Scholars and activists have developed a framework for doing just this called Transforming Historical Harms. Communities in Ferguson, in Dearborn and Detroit, in Chicago, in Los Angeles -- in just about every city in this country are struggling with what scholar and practioner David Anderson Hooker has deemed "traumagenic historical experiences" that create and/or contribute current disparities and forms of oppression.

These are collective experiences that continue to hurt or limit the lives of individuals, groups, societies and nations. Collective experiences like slavery. Like Jim Crow. Like mass incarceration. Like living in a community that is under siege by the police. This same approach has been used with survivors of the Khmer Rouge in Cambodia, and to address collective harm caused in Australia when the government there systemically and forcefully removed Aboriginal children their homes. The human rights atrocities experienced right here and now in the United States are no less real or urgent.

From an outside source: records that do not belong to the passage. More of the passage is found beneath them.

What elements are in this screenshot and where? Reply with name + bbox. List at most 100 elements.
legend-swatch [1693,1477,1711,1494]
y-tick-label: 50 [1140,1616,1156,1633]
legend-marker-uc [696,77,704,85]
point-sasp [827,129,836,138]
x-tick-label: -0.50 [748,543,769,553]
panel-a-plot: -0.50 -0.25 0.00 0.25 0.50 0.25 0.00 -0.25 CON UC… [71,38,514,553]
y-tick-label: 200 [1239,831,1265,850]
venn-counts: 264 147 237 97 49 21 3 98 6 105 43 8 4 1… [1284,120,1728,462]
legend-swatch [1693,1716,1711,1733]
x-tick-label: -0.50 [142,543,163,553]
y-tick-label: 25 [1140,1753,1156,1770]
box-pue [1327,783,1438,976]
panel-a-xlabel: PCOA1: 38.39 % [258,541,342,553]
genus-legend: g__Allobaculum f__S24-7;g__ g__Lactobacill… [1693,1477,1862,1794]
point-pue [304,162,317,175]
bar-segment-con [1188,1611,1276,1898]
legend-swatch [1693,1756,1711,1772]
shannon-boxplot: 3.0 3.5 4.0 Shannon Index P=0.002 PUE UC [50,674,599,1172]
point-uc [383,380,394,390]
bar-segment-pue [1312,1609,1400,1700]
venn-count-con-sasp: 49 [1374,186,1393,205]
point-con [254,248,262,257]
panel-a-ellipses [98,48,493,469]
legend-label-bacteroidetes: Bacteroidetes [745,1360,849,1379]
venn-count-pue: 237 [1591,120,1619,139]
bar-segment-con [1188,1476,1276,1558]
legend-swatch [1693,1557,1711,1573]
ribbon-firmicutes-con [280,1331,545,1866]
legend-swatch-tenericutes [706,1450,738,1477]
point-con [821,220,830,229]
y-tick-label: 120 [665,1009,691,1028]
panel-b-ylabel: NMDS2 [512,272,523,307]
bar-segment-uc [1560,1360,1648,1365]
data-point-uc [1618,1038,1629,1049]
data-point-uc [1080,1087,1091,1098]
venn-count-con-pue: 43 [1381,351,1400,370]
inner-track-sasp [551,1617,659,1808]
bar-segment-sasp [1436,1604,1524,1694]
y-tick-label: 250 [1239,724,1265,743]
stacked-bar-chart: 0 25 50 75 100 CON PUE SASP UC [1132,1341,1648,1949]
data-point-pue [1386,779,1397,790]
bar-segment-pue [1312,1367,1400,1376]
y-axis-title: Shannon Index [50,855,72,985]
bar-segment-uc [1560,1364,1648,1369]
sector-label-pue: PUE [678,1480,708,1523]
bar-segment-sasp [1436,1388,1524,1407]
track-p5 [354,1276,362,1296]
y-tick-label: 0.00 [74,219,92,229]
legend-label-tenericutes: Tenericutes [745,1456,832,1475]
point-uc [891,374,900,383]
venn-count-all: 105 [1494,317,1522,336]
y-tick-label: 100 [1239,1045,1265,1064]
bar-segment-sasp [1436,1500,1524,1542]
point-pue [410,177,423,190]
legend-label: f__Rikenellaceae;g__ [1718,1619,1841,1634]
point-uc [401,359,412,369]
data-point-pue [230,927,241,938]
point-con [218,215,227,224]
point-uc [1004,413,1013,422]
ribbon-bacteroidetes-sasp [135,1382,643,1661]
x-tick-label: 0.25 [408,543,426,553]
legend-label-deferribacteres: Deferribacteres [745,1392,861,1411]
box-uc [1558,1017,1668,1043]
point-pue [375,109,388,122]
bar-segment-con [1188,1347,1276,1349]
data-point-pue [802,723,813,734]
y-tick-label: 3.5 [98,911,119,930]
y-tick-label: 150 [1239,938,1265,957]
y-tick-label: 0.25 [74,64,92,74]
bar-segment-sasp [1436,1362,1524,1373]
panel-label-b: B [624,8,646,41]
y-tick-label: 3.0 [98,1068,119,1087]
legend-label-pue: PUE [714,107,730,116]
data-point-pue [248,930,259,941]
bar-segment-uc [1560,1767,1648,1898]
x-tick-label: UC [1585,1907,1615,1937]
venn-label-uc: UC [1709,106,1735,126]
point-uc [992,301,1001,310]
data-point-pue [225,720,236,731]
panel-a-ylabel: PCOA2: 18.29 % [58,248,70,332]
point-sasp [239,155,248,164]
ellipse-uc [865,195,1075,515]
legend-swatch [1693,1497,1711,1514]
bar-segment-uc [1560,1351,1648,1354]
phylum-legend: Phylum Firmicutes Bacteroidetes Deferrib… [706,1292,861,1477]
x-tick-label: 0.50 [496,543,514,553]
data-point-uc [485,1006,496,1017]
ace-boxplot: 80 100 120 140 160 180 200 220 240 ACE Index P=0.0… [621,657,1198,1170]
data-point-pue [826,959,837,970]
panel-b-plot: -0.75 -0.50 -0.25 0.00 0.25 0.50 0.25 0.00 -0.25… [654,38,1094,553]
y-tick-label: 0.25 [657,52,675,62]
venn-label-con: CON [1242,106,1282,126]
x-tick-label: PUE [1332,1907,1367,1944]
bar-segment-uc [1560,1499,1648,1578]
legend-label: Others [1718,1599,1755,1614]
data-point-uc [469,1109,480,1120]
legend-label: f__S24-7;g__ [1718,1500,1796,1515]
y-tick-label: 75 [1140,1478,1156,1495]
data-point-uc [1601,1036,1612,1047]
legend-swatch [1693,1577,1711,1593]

The approach takes a page from Truth and Reconciliation Commissions, which activists in Michigan, recognizing the deep racial wounds in the state, have proposed for years. In the words of Anderson-Hooker "Traumagenic events, their legacy and aftermath are all interconnected and fueled by each other. Beliefs held by one group can inflict trauma on another, and traumatic reactions can support the institutionalization of beliefs. These create aftermaths, which continue to inflict trauma and reinforce beliefs." It this cycle of aftermaths -- which in the United States is currently manifesting in murdered Black young people -- that the Transforming Historical Harms approach aims to end.

The approach requires a collective process through which communities face the realities of their history and the historical harms endured by community members that have current, persistent disparities. Once the reality of the historical harms has been established, communities reform the relationships that serve to currently perpetuate these disparities in the current context. Next comes both healing and taking action by "interrupting the multi-generational transmission of trauma by changing systems and policies." Every single community in the United States needs this process -- but Ferguson and Dearborn are uniquely situated to lead the way.

There are undeniable, historical realities regarding our communities, the history of racial oppression and the ways in which the criminal justice system perpetuates this oppression currently. More criminal prosecutions won't tackle these realities at their very roots -- and certainly won't stop the body count from continuing to mount. But the young people leading the movement in Ferguson know their history. And know their current realities. They are poised to help that community--and perhaps the entire country -- confront the historical collective harms in order to create healing and transformative ways forward

Sheila A. Bedi is a clinical associate law professor at Northwestern University law school and an attorney at the Roderick and Solange MacArthur Justice Center. She was a fellow with The OpEd Project's Public Voices Fellowship at Northwestern. She lives in Chicago with her son.